La plus haute instance administrative a boudé la question préjudicielle à la CJUE que lui suggéraient les avocats des plaignants pour livrer une interprétation propre du dernier arrêt des juges européens. (Photo: Flickr)

La plus haute instance administrative a boudé la question préjudicielle à la CJUE que lui suggéraient les avocats des plaignants pour livrer une interprétation propre du dernier arrêt des juges européens. (Photo: Flickr)

Le 16 février 2017 pourrait bien faire date dans l’histoire des combats judiciaires des frontaliers. La Cour administrative a terrassé au cours de la même audience trois recours d’enfants de frontaliers contre des décisions du ministère de l’Enseignement supérieur et de la Recherche en matière d’octroi d’aides financières pour études supérieures. Un coup d’arrêt aussi brutal qu’inattendu à la série de victoires judiciaires accumulées par les frontaliers depuis 2010.

La loi du 26 juillet 2010, défendue par le ministre de la Justice de l’époque, François Biltgen, aujourd’hui juge à la Cour de justice de l’Union européenne, visait à réformer le système des allocations familiales versées jusqu’aux 27 ans d’un enfant, dans le but de favoriser la poursuite d’études supérieures des jeunes résidents – et aussi de soulager les finances du pays.

Année après année, les juges du Kirchberg ont détricoté les dispositions discriminatoires de la législation: condition de résidence au Luxembourg, durée minimale de travail au Luxembourg fixée à cinq années consécutives pour les parents non résidents, et récemment l’inéligibilité des enfants du conjoint d’un frontalier – qui ne figurait pas dans la loi, mais relevait d’une application restrictive du ministère de l’Enseignement supérieur.

Le combat suivant concerne la clause anti-cumul introduite par la loi du 24 juillet 2014, qui prévoit que les « aides financières auxquelles les demandeurs peuvent avoir droit de la part des autorités de leur État de résidence [soient] déduit[es]» de la bourse d’études accordée par le ministère de l’Enseignement supérieur luxembourgeois. Une clause invoquée par ce dernier pour motiver la déduction des allocations familiales versées aux familles résidant en Belgique et en Allemagne après les 18 ans de l’enfant.

Le tribunal administratif a vu pleuvoir les premiers recours mi-2015 et, les ayant rejetés, a conduit les étudiants déboutés à relever appel devant la Cour administrative.
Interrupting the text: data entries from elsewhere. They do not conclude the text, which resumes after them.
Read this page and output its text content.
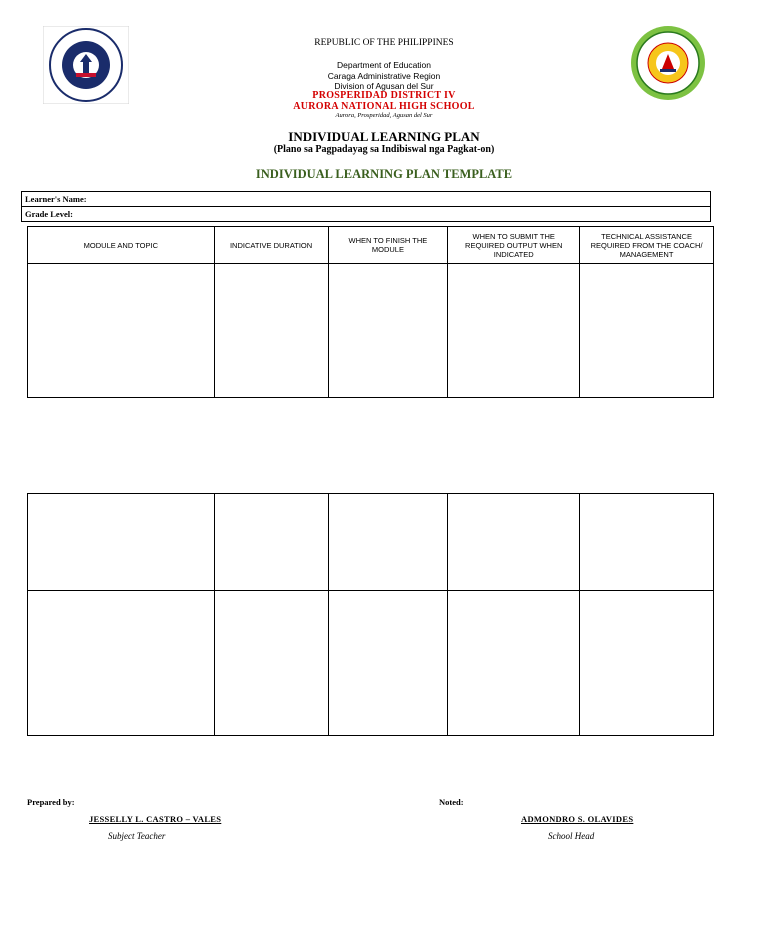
REPUBLIC OF THE PHILIPPINES
Department of Education
Caraga Administrative Region
Division of Agusan del Sur
PROSPERIDAD DISTRICT IV
AURORA NATIONAL HIGH SCHOOL
Aurora, Prosperidad, Agusan del Sur
INDIVIDUAL LEARNING PLAN
(Plano sa Pagpadayag sa Indibiswal nga Pagkat-on)
INDIVIDUAL LEARNING PLAN TEMPLATE
Learner's Name:
Grade Level:
MODULE AND TOPIC	INDICATIVE DURATION	WHEN TO FINISH THE MODULE	WHEN TO SUBMIT THE REQUIRED OUTPUT WHEN INDICATED	TECHNICAL ASSISTANCE REQUIRED FROM THE COACH/ MANAGEMENT

Prepared by:
JESSELLY L. CASTRO – VALES
Subject Teacher
Noted:
ADMONDRO S. OLAVIDES
School Head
Si les avocats des étudiants ont soulevé la nature différente des aides reçues de part et d’autre de la frontière – allocations familiales perçues sans condition de poursuivre des études supérieures côté belge ou allemand, bourses d’études sur justificatif d’inscription à un cursus d’études côté luxembourgeois –, la Cour administrative a décidé d’envisager le problème « sous l’angle de la réalité économique ».

La CJUE boudée

«Les aides étatiques sont à entrevoir d’abord comme un soulagement de la charge des frais d’études pour les personnes qui finalement financent les études supérieures en question», indiquent les juges dans la décision concernant une étudiante belge qui avait vu les 1.370 euros d’allocations familiales belges déduites de la bourse d’études luxembourgeoise du même montant pour le semestre 2014-2015. Même raisonnement concernant le recours d’une étudiante allemande qui avait vu sa bourse réduite à 1.372 euros en raison des 443 euros perçus par ses parents au titre des allocations familiales outre-Moselle.

Cette interprétation est encore utilisée par la Cour administrative face au recours d’un étudiant français auquel le ministère de l’Enseignement supérieur a retranché une partie de sa bourse au motif qu’il percevait côté français l’APL (aide personnalisée au logement). Et ce alors que le tribunal administratif avait donné raison au plaignant.

Le raisonnement de la Cour, fondé sur la notion de ‘réalisme économique’, revient à lier la faiblesse des revenus et la poursuite des études.

Me Jonathan Holler, Bauler & Lutgen

Ironie de l’histoire, la Cour administrative appuie son interprétation sur le récent arrêt de la CJUE fixant que les beaux-enfants d’un travailleur frontalier peuvent prétendre aux bourses d’études dans la mesure où ils sont à sa charge, faisant primer l’argument économique par rapport au lien de filiation. 

«Le raisonnement de la Cour, fondé sur la notion de ‘réalisme économique’, revient à lier la faiblesse des revenus et la poursuite des études, s’insurge Me Jonathan Holler (Bauler & Lutgen), avocat des étudiants français et allemand concernés. Or, cet amalgame ne saurait justifier le fait qu’un étudiant peut parfaitement poursuivre des études et ne pas bénéficier des APL ou le fait que les salariés la perçoivent en plus grand nombre que les étudiants.»

Consternée, Me Stéphanie Jacquet (Schanen & Bannasch), avocate de l’étudiante belge, note aussi que «la Cour administrative n’a pas pris en considération l’aspect discriminatoire et dit uniquement que la législation est conforme au droit européen».

Si aucun recours national n’existe pour les décisions de la Cour administrative, les avocats ne perdent pas espoir de voir la question portée devant la CJUE.